Question
A man lived in a building, then moved to another building, and wanted to build a new luxurious five-story building in place of the first one, with the first and second floors designated for the mosque, while the remaining floors were for a religious school. He did so and built a room for the imam on the third floor. Is it permissible for the imam to live in that room with his wife and have intimacy with her there? Please adorn the answer with legal evidence so that the scholars in India may be convinced.
Answer
I say, and with God's success: It is permissible for the residence of the imam and others to be above the mosque; due to the expansion of construction in this time, and the reorganization of the layout so that the imam's residence is inside the mosque, whether below it, beside it, or above it, all of which is permissible; because the mosque is what was built for prayer, and anything else is not a mosque, and does not take the ruling of a mosque in terms of laws, as they are legally separate because they were built for something other than prayer.

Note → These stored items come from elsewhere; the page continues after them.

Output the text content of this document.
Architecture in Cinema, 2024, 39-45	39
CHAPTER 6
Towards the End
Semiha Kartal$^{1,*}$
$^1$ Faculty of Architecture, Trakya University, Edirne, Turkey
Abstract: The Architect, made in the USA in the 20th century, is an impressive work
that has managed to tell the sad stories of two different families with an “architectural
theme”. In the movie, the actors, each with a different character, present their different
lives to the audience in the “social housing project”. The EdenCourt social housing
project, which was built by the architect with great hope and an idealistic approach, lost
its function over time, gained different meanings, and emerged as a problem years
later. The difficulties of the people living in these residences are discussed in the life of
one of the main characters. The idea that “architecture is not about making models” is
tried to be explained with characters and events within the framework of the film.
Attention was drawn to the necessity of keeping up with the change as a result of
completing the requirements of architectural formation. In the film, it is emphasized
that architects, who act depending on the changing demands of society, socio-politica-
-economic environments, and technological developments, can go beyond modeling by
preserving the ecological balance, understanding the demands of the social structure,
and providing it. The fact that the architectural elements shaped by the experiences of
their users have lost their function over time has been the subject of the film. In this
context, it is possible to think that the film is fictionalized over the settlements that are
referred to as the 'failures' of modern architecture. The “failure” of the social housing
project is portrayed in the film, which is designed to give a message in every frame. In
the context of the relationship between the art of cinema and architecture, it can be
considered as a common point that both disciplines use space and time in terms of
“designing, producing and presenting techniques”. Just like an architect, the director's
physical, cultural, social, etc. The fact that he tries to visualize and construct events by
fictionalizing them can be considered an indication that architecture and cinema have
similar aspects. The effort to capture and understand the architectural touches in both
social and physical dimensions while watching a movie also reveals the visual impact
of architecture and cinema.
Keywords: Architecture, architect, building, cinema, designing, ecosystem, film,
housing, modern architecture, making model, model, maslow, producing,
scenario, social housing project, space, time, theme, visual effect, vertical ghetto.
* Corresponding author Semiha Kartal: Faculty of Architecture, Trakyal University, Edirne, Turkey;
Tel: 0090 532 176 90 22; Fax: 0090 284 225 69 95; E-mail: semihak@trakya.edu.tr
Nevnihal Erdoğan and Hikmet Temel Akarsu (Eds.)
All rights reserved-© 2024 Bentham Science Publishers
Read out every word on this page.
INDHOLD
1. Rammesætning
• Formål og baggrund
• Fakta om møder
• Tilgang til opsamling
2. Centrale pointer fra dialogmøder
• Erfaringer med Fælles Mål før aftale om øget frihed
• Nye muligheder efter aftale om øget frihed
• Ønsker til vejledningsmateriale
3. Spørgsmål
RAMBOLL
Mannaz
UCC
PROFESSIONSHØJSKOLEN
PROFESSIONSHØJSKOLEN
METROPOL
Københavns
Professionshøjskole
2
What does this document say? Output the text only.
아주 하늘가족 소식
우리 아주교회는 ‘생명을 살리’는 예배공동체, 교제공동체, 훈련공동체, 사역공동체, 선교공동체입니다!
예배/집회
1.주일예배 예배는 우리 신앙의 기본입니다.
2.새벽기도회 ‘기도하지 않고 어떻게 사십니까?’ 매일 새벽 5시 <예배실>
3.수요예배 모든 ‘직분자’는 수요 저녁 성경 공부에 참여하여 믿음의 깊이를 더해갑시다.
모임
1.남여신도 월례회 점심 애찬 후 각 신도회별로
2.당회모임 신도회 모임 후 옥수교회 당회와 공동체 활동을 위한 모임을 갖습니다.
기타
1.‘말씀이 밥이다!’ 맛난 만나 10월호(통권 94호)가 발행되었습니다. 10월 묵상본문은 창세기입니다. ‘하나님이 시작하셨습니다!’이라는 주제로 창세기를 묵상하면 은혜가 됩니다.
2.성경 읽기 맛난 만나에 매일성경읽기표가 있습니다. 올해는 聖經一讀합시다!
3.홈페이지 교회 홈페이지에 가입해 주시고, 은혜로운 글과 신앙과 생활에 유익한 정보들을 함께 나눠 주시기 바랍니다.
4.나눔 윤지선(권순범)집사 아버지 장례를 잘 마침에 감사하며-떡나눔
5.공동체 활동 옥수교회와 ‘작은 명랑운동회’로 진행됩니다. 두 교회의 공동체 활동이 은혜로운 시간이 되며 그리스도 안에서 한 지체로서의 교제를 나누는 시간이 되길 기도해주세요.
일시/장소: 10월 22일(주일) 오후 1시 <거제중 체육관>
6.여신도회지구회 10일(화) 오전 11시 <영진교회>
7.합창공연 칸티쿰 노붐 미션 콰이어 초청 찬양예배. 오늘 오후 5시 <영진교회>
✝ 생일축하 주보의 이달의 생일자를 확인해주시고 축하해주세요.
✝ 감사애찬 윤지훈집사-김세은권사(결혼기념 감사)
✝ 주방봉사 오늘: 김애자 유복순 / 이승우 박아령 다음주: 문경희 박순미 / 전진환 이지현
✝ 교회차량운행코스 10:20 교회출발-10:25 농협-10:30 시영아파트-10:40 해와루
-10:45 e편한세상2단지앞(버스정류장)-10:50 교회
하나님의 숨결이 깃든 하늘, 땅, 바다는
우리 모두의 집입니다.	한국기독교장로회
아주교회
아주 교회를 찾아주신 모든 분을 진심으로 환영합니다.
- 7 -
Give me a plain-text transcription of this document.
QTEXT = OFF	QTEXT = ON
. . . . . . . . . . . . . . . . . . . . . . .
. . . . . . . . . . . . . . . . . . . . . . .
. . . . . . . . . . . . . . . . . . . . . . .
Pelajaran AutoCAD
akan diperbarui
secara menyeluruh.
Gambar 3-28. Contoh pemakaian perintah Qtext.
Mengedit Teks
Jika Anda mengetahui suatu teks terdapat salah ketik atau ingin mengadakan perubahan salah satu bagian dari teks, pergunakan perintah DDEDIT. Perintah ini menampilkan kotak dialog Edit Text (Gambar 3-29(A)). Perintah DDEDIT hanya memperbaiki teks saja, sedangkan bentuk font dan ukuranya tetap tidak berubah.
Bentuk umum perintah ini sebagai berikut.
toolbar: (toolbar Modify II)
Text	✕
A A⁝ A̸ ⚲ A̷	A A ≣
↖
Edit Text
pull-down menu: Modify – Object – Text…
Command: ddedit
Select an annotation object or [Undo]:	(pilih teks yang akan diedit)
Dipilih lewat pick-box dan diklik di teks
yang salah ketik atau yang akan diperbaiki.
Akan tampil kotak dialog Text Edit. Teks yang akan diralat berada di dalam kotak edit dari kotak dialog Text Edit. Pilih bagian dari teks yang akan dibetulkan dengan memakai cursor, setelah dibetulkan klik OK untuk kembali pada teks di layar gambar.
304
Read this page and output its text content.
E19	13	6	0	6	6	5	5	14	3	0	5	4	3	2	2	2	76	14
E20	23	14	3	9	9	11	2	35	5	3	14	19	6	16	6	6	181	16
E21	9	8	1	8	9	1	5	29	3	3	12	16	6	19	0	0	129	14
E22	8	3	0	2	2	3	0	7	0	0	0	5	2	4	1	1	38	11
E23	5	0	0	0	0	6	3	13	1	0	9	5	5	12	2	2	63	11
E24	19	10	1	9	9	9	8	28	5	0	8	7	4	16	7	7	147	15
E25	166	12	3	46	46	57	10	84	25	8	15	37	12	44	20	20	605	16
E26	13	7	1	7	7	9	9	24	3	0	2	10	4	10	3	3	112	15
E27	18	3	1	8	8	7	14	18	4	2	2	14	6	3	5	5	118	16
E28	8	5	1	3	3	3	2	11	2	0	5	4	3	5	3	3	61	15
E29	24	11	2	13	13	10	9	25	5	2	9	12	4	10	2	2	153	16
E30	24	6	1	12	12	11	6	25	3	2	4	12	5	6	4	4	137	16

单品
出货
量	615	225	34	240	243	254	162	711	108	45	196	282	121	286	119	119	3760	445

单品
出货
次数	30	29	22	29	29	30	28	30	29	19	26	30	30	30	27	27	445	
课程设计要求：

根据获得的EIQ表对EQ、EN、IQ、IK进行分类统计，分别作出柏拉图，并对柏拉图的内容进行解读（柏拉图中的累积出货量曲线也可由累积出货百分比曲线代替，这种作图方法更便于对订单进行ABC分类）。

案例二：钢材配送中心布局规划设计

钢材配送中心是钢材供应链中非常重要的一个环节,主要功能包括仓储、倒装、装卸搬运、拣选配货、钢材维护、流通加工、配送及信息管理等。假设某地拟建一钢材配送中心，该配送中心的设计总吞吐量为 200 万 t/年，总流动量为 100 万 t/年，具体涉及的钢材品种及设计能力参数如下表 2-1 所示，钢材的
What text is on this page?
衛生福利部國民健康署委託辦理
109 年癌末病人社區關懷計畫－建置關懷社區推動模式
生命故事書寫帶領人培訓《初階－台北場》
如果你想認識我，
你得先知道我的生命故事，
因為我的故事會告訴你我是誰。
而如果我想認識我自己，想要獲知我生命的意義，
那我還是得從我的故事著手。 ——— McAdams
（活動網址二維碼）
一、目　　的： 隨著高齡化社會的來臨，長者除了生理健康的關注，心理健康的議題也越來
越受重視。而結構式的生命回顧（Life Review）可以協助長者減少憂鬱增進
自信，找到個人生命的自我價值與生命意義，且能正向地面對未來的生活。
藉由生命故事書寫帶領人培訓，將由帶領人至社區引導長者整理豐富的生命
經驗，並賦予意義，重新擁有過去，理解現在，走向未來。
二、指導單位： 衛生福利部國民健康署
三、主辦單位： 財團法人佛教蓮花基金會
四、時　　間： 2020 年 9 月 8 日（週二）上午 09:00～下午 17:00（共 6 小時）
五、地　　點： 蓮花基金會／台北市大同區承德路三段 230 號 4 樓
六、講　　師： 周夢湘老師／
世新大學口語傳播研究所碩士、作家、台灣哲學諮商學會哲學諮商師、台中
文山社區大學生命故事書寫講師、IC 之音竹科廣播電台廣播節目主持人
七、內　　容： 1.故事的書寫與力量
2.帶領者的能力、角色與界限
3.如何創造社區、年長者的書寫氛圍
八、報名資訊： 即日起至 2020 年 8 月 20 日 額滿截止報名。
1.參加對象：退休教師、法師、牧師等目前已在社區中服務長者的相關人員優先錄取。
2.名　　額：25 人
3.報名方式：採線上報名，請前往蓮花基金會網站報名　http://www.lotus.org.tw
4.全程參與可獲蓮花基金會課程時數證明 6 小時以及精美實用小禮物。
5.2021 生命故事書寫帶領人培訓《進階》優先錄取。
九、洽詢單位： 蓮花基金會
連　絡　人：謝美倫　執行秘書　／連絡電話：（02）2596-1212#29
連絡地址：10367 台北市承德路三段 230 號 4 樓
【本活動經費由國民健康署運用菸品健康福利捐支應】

What has been mentioned in the books regarding the dislike of urination and sexual intercourse above the mosque is in reverence for it, which differs from what we are discussing regarding modern organization in mosque construction, and it refers to directly ascending the mosque and performing these reprehensible actions, which is undoubtedly a heinous act. The prohibition of building on the mosque and residing in it contradicts what has spread in this era in the East and West of having mosques within residential or commercial buildings, and it results in a significant loss of benefit and goodness for Muslims. And God knows best.